For those who have some knowledge of analysis of electrical circuits with complex numbers: In the attachment I have an image
of the circuit from that I have generated the equations with the mesh current analysis. The physical time-dependent values for
voltages and currents are of course real, but you calculate with complex numbers: If the driving voltage is described with the complex
number U, the physical voltage is by definition the real part of U*exp(I*w*t) , where t is the time. Correspondingly e.g. the physical current i1 is
equal to the real part of I1*exp(I*w*t).

Physically the inductances L1, L2, L3 and the mutual inductance M23 are real and positive, but for design purposes you could also
allow them to get negative (then you would replace a negative inductance by a capacitor if you know the frequency of the driving voltage).
The capacitances C1, C2, C3 are also real and normally positive, but for design purposes you could also allow negative values.
The resistance RL is normally positive (or may be zero).
The angular frequency w is real and nonnegative, and so p = I*w is purely imaginary.

[Emmanuel Charpentier]

This problem has been filed in Maxima’s bug report system.

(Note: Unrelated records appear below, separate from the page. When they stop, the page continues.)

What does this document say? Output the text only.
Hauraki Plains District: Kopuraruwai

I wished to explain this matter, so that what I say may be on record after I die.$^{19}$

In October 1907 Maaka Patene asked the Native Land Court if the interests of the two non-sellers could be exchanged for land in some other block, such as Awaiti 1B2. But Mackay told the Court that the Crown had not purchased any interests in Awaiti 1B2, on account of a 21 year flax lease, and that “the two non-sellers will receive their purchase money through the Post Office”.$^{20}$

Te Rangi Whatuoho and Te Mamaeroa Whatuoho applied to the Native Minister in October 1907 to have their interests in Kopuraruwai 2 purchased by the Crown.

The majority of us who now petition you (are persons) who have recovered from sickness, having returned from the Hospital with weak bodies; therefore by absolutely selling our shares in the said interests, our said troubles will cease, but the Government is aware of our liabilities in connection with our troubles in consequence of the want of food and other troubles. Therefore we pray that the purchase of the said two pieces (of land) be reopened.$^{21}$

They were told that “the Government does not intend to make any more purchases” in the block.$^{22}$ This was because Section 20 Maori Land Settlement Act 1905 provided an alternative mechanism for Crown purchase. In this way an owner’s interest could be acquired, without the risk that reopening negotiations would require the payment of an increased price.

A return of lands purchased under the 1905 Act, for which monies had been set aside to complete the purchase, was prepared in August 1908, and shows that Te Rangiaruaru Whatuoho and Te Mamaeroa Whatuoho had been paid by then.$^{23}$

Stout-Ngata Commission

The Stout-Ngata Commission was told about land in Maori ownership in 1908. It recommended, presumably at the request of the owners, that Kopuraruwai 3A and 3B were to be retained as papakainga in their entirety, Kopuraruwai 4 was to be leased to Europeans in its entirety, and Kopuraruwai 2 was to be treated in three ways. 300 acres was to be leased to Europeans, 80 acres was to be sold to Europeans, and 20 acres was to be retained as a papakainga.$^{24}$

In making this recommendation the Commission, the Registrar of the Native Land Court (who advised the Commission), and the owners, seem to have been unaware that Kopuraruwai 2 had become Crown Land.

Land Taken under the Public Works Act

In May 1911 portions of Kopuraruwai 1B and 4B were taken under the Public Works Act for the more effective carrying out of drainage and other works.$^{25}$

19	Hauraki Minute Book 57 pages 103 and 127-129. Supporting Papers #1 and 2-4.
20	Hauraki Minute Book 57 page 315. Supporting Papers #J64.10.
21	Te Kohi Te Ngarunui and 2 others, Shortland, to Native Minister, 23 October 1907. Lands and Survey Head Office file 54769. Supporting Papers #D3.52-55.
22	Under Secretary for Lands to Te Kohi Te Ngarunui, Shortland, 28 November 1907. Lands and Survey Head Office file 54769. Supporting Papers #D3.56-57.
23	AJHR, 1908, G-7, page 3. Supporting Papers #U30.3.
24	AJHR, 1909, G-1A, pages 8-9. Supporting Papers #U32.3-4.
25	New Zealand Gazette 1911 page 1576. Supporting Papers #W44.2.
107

Should a Sage ticket be filed ?

​

[Florian Königstein]

I think it would make sense to file a Sage ticket. So when it will be fixed in Maxima, it can be verified that it (hopefully) will also work in Sage with the updated version of Maxima.

[Emmanuel Charpentier]

Le lundi 10 octobre 2022 à 20:37:57 UTC+2, Florian Königstein a écrit :

I think it would make sense to file a Sage ticket. So when it will be fixed in Maxima, it can be verified that it (hopefully) will also work in Sage with the updated version of Maxima.

Done.

[Florian Königstein]

OK, thank you for your efforts.

[Florian Königstein]

I'd like to point out that I found a much simpler system of equations for that it fails. I have also reported in the thread for maxima: https://sourceforge.net/p/maxima/bugs/4032/

var('I1 I2 I4 I5 C1 w')
assume(I5, "real", I5>0)
assume(C1, "real", C1>0)
assume(w, "real", w>0)

sys = [I*I1*w*C1 == 1, I2*w == I5*w, I*I4*w + I4 == 0]
lsg = solve(sys, [I1,I2,I4])
print(lsg)
[bool(eq.subs(lsg).simplify_full()) for eq in sys]

The output is:

[ [I1 == (-I*w^2 - 2*w + I)/(C1*w^2 - I*C1*w), I2 == I5, I4 == 0] ]

[False, True, True]

The system matrix is already diagonal, so that the system can be solved without any Gauss elimination steps. But the solution for I1 is wrong.

[Emmanuel Charpentier]

FWIW, solve(..., algorithm="sympy") solves this simplified system.

HTH,

​

[dmo...@deductivepress.ca]

Thanks for the simpler example.  I copied it to the trac ticket (#34650).  Please post any further comments to the trac ticket, instead of to this discussion.